Oireachtas Joint and Select Committees
Wednesday, 29 May 2024
Joint Oireachtas Committee on Transport, Tourism and Sport
National Cyber Security Centre: Discussion
Dr. Richard Browne:
There are six points there and I will respond quickly. as I know the Senator is under time pressure. The first one on visibility is really important and it goes to our shared responsibility in terms of our position in the global cybersecurity ecosystem. The reason Ms Woods is not in the room is because she was stuck in Frankfurt late last night getting back from another trip abroad, so this is an ongoing piece. It is a huge workload but we have to do it because the State has to be represented in those multiple forums. On visibility and access, it is immediate. I can be in Government Buildings in a single phone call. There is no barrier to access, if required. On the cybersecurity reserve question, this is one that has been around the European construct for a very long time. I think we both have mutual contact in the Baltic states who have explored components of this over the years. There are three things to note. The first is that cybersecurity reserves have been varied in effectiveness in operational use because very often, one goes to war with the army one has, not somebody else's army that has been borrowed on Saturday morning. This in and of itself sounds very obtuse but that is generally how it works. If there is a crisis, employers will have first call, which is fair enough. There is, as I have mentioned already, under the new EU Cyber Solidarity Act, a European-level reserve, that is, a mobile reserve that can go from a member state to other member states in times of crisis. That is one which, when it comes into affect several years from now, will have some utility.
The second thing is that the Defence Forces have a substantial number of reservists with a foot in this space and that is a construct that works well for them. I suspect we will see more of that happening in the short and medium term. They have access to some really excellent staff from across the private sector who work in uniform, in the Defence Forces, in various different cases. My last piece refers to Locked Shields, which is the major European NATO exercise held every year. This year, we played for the first time with a full team. We had people from across the private sector playing as well, exactly as we would in a real-world incident. We had people from some of the cybersecurity firms involved in front-line defence of infrastructure, Defence Forces personnel in uniform and Defence Forces personnel who were from the private sector but were in uniform that day. In a real-world case, like with the HSE, that is exactly how we have to play it. That is the way it works.
I will address the last three items quickly. On the question about the CEOs, it is important to note that under NIS2, under Article 20 of the directive, the CEOs and managing bodies of organisations will be directly responsible for cybersecurity.
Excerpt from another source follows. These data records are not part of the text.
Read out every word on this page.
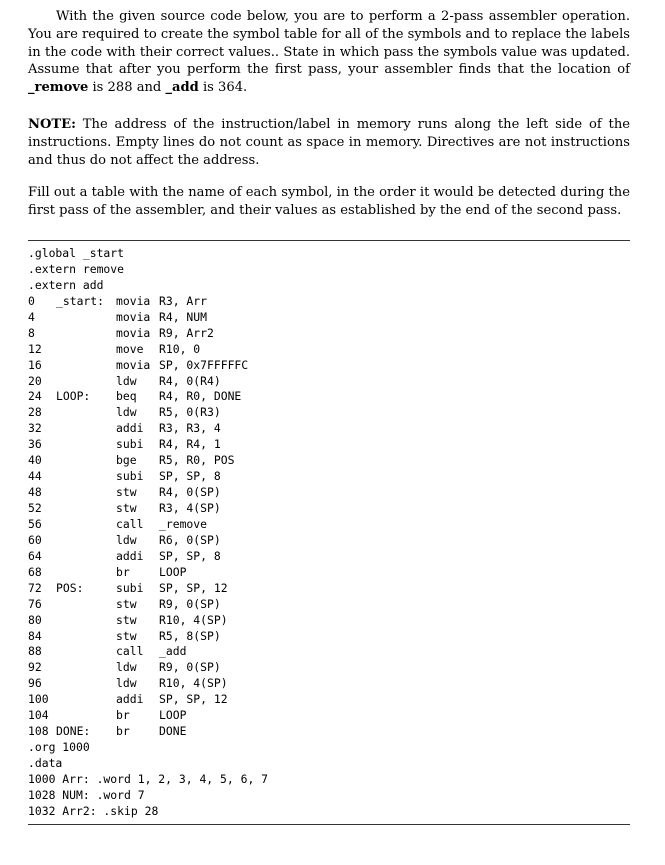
With the given source code below, you are to perform a 2-pass assembler operation. You are required to create the symbol table for all of the symbols and to replace the labels in the code with their correct values.. State in which pass the symbols value was updated. Assume that after you perform the first pass, your assembler finds that the location of _remove is 288 and _add is 364.
NOTE: The address of the instruction/label in memory runs along the left side of the instructions. Empty lines do not count as space in memory. Directives are not instructions and thus do not affect the address.
Fill out a table with the name of each symbol, in the order it would be detected during the first pass of the assembler, and their values as established by the end of the second pass.
.global _start
.extern remove
.extern add
0 _start: movia R3, Arr
4	movia R4, NUM
8	movia R9, Arr2
12	move R10, 0
16	movia SP, 0x7FFFFFC
20	ldw R4, 0(R4)
24 LOOP: beq R4, R0, DONE
28	ldw R5, 0(R3)
32	addi R3, R3, 4
36	subi R4, R4, 1
40	bge R5, R0, POS
44	subi SP, SP, 8
48	stw R4, 0(SP)
52	stw R3, 4(SP)
56	call _remove
60	ldw R6, 0(SP)
64	addi SP, SP, 8
68	br	LOOP
72 POS:	subi SP, SP, 12
76	stw R9, 0(SP)
80	stw R10, 4(SP)
84	stw R5, 8(SP)
88	call _add
92	ldw R9, 0(SP)
96	ldw R10, 4(SP)
100	addi SP, SP, 12
104	br	LOOP
108 DONE: br	DONE
.org 1000
.data
1000 Arr: .word 1, 2, 3, 4, 5, 6, 7
1028 NUM: .word 7
1032 Arr2: .skip 28
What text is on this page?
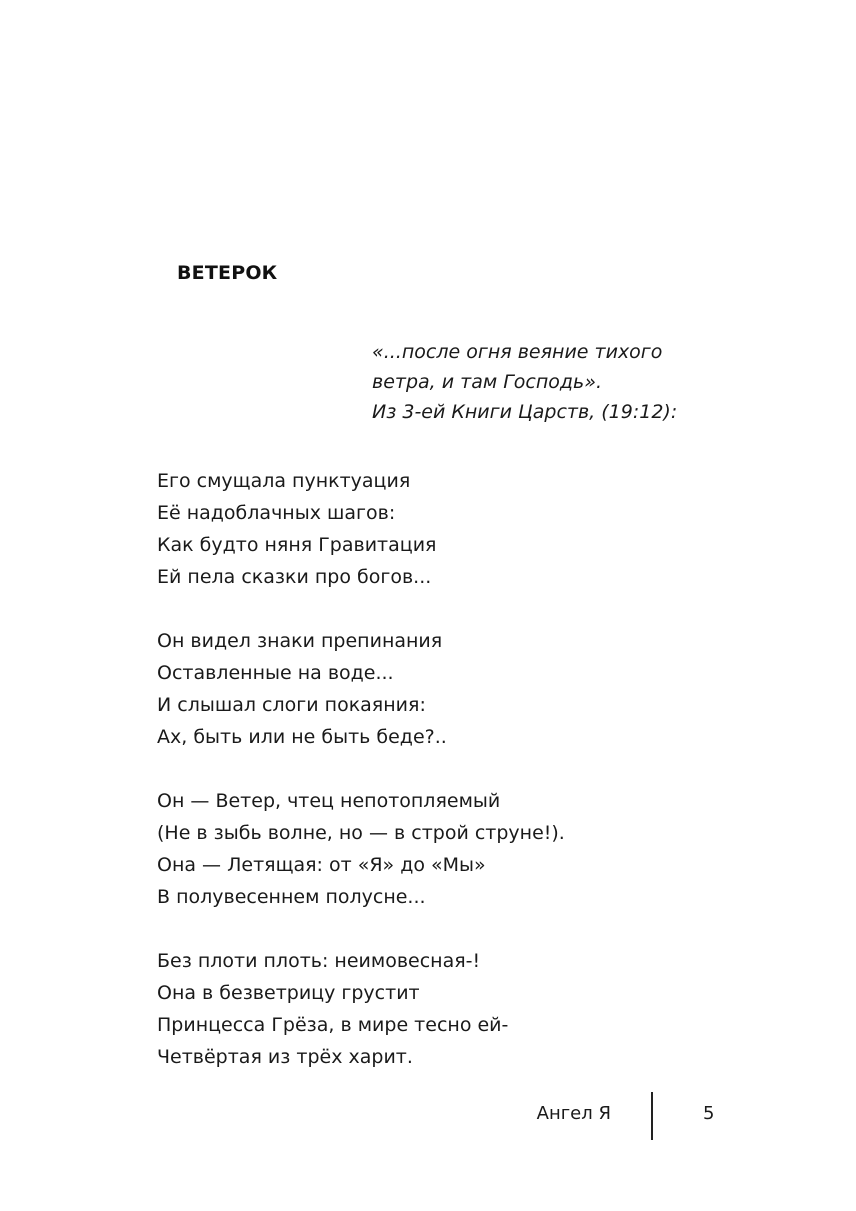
ВЕТЕРОК
«...после огня веяние тихого
ветра, и там Господь».
Из 3-ей Книги Царств, (19:12):
Его смущала пунктуация
Её надоблачных шагов:
Как будто няня Гравитация
Ей пела сказки про богов...
Он видел знаки препинания
Оставленные на воде...
И слышал слоги покаяния:
Ах, быть или не быть беде?..
Он — Ветер, чтец непотопляемый
(Не в зыбь волне, но — в строй струне!).
Она — Летящая: от «Я» до «Мы»
В полувесеннем полусне...
Без плоти плоть: неимовесная-!
Она в безветрицу грустит
Принцесса Грёза, в мире тесно ей-
Четвёртая из трёх харит.
Ангел Я	5
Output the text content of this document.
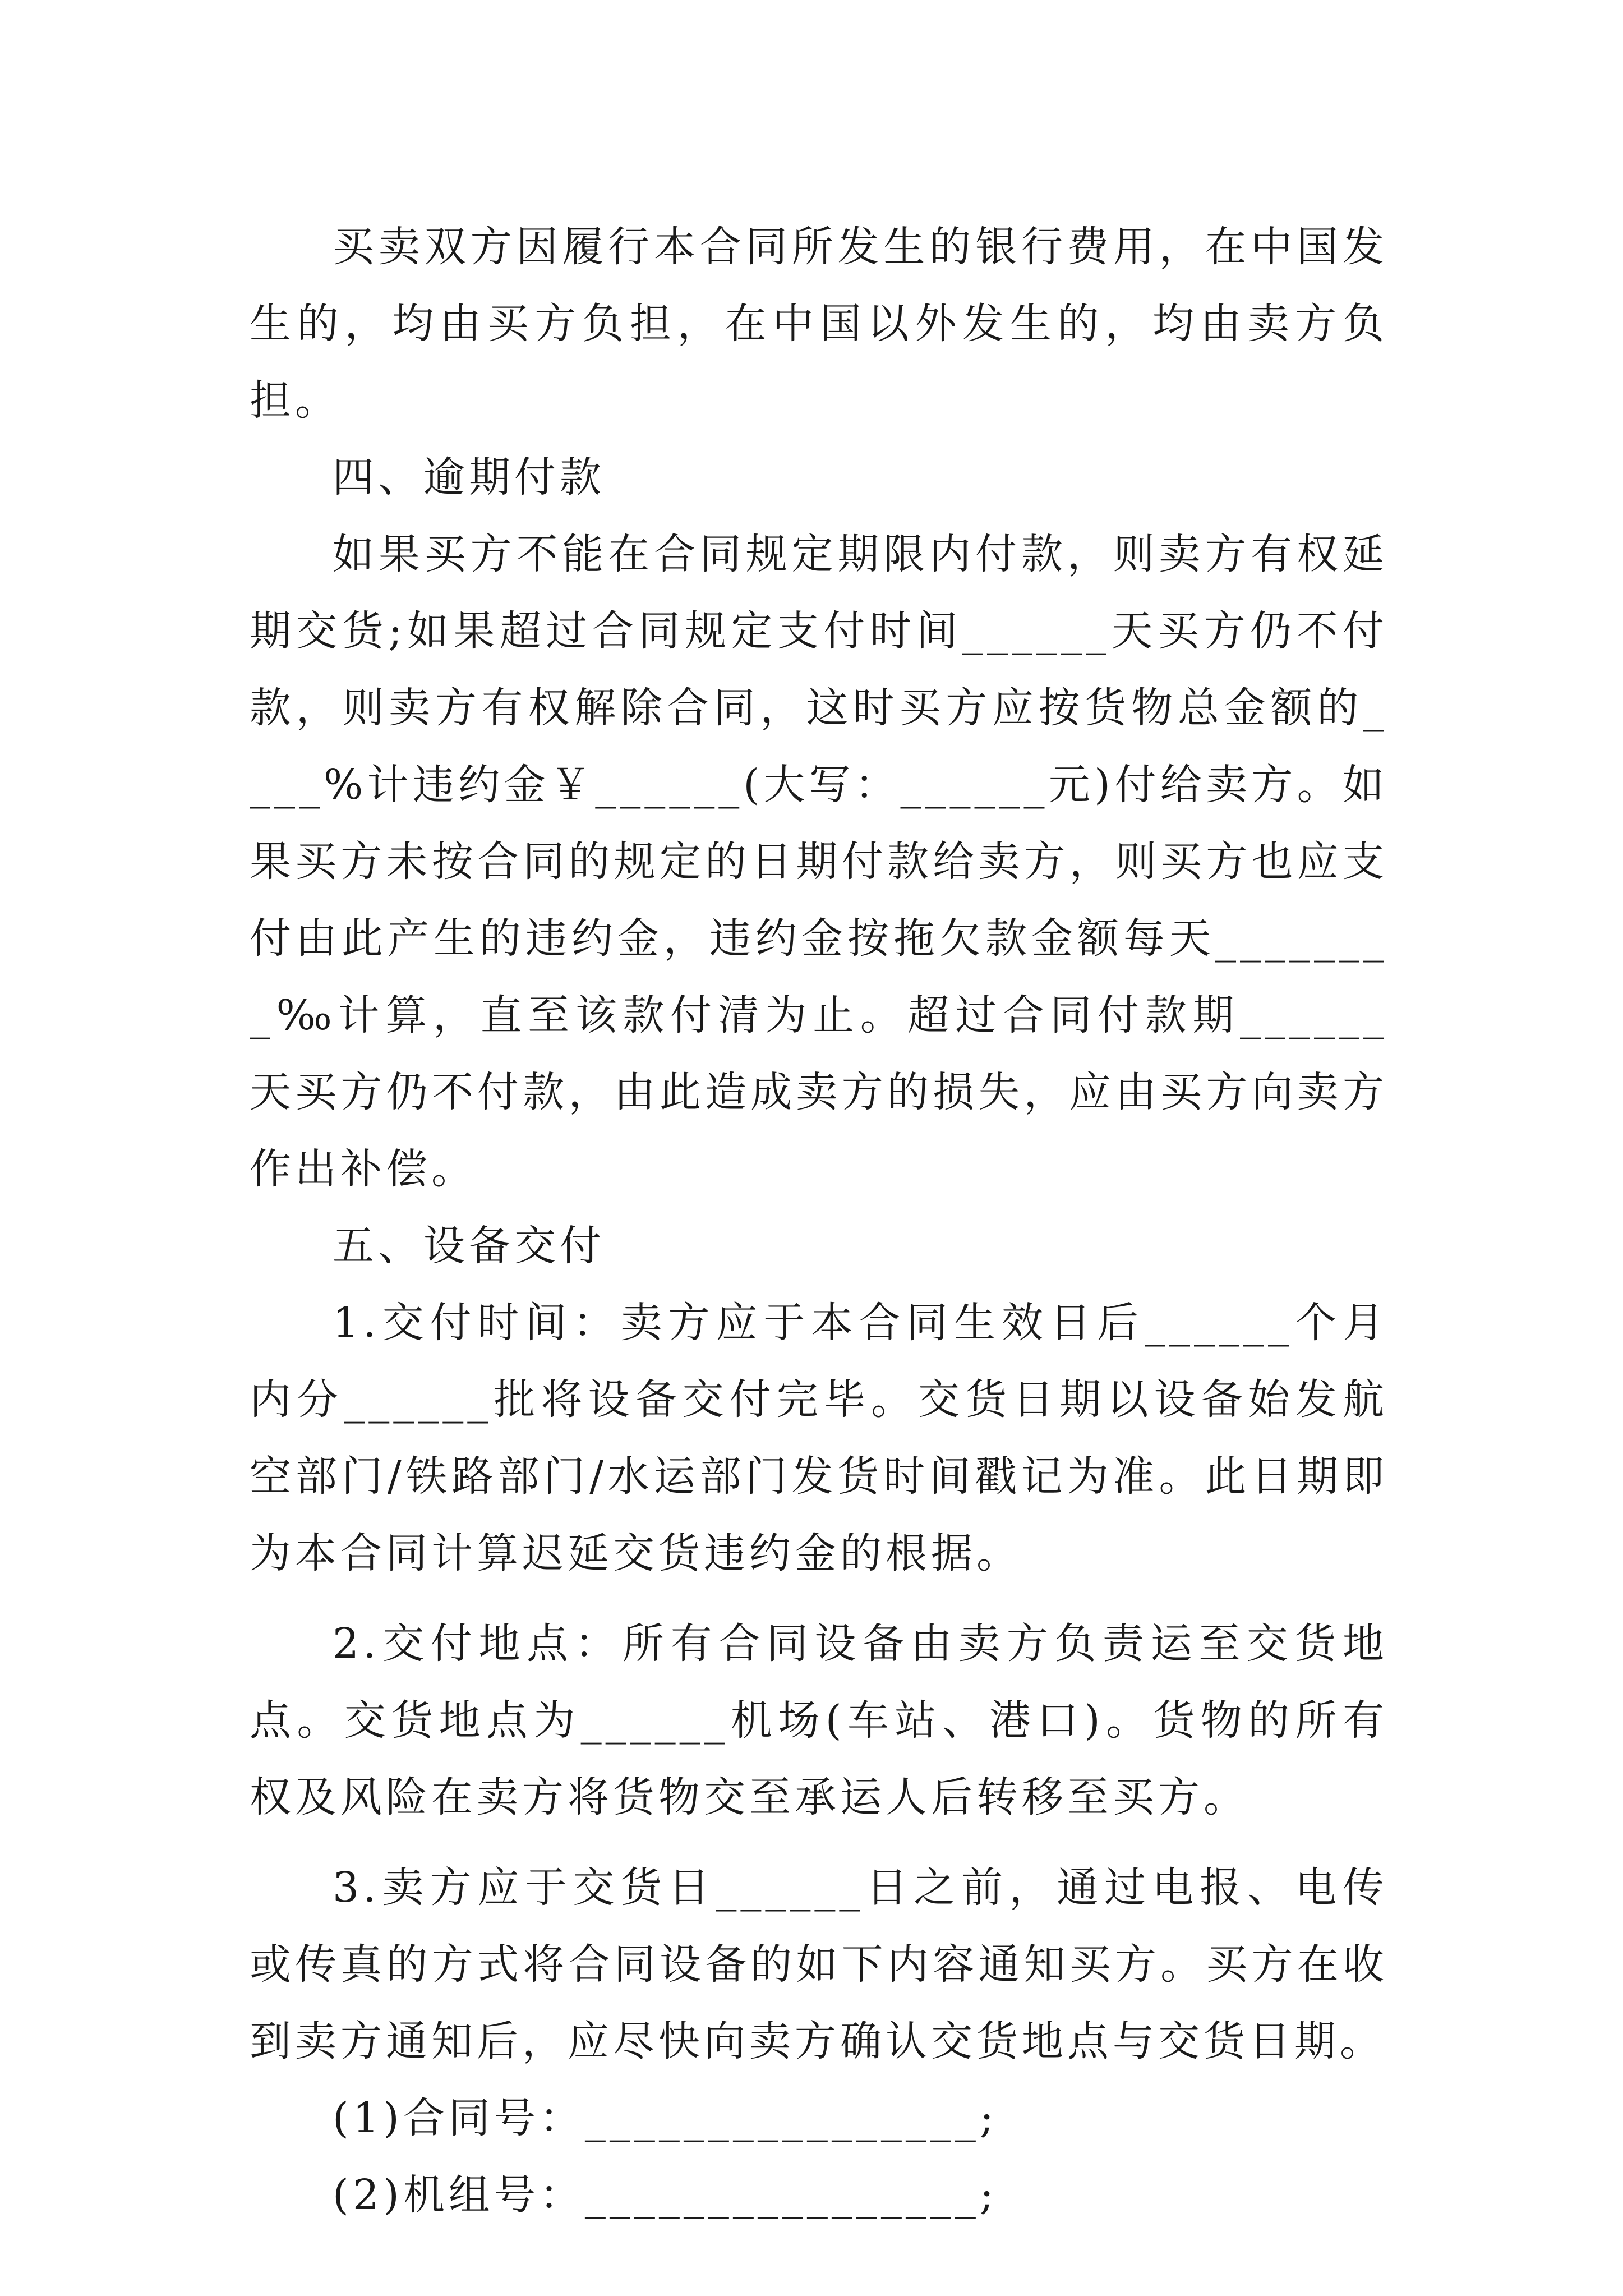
买卖双方因履行本合同所发生的银行费用，在中国发生的，均由买方负担，在中国以外发生的，均由卖方负担。

四、逾期付款

如果买方不能在合同规定期限内付款，则卖方有权延期交货;如果超过合同规定支付时间______天买方仍不付款，则卖方有权解除合同，这时买方应按货物总金额的____%计违约金￥______(大写：______元)付给卖方。如果买方未按合同的规定的日期付款给卖方，则买方也应支付由此产生的违约金，违约金按拖欠款金额每天________‰计算，直至该款付清为止。超过合同付款期______天买方仍不付款，由此造成卖方的损失，应由买方向卖方作出补偿。

五、设备交付

1.交付时间：卖方应于本合同生效日后______个月内分______批将设备交付完毕。交货日期以设备始发航空部门/铁路部门/水运部门发货时间戳记为准。此日期即为本合同计算迟延交货违约金的根据。

2.交付地点：所有合同设备由卖方负责运至交货地点。交货地点为______机场(车站、港口)。货物的所有权及风险在卖方将货物交至承运人后转移至买方。

3.卖方应于交货日______日之前，通过电报、电传或传真的方式将合同设备的如下内容通知买方。买方在收到卖方通知后，应尽快向卖方确认交货地点与交货日期。

(1)合同号：________________;

(2)机组号：________________;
For those 3,000 plus organisations, they will be directly responsible under the legislation. We have worked with the Institute of Directors and other management organisations to try to frame some work in that space. It is very challenging. There remains, we are not unique and this is a global problem, a disjunct between the boards of organisations and the IT function, as the Senator noted. Elevating IT risk into the boardroom agenda has been a concern of ours for many years. It is happening but it is happening far too slowly and NIS2 will help with that. Regarding the second last item on schools, it is a very challenging area. We have had a junior cycle short course on cybersecurity in place in ten to 12 schools a year for quite some time now. Going from that to a mainstream deployment is very challenging. Finding the teachers who can do it is a challenge. I know there are a number of other initiatives under way as well in primary schools and elsewhere. We have looked at it in our cyber industrial strategy. If we can get anything material going, the outcome will be in that formal version of that strategy.
The last item I will come to is the use of scanning tools. First, there is a large number of scanning tools out there. There are two difficulties upfront. The first one is that threat actors use the same tools. If you are a bad guy or a white hat, it is the same tools and in some cases, it is deliberately so. When we see people doing it, it triggers alarms on our end as well because we see those scanning attempts. The second piece is that, as people will probably be aware, aspects of the criminal justice Acts also impinge on the types of scanning people do. People consequently have to be extremely careful that they do not inadvertently cut across and commit a crime, which is in and of itself unlikely, but it is a problem. We use some scanning tools ourselves and have done so for many years. We will have much greater scanning powers once our NIS2 legislation is in train.
It is much better that this stuff is done using a co-ordinated vulnerability disclosure process, which we will also be establishing under NIS2. This will allow these types of white-hat entities to engage with us. We will act as the interlocutor between them and the victim.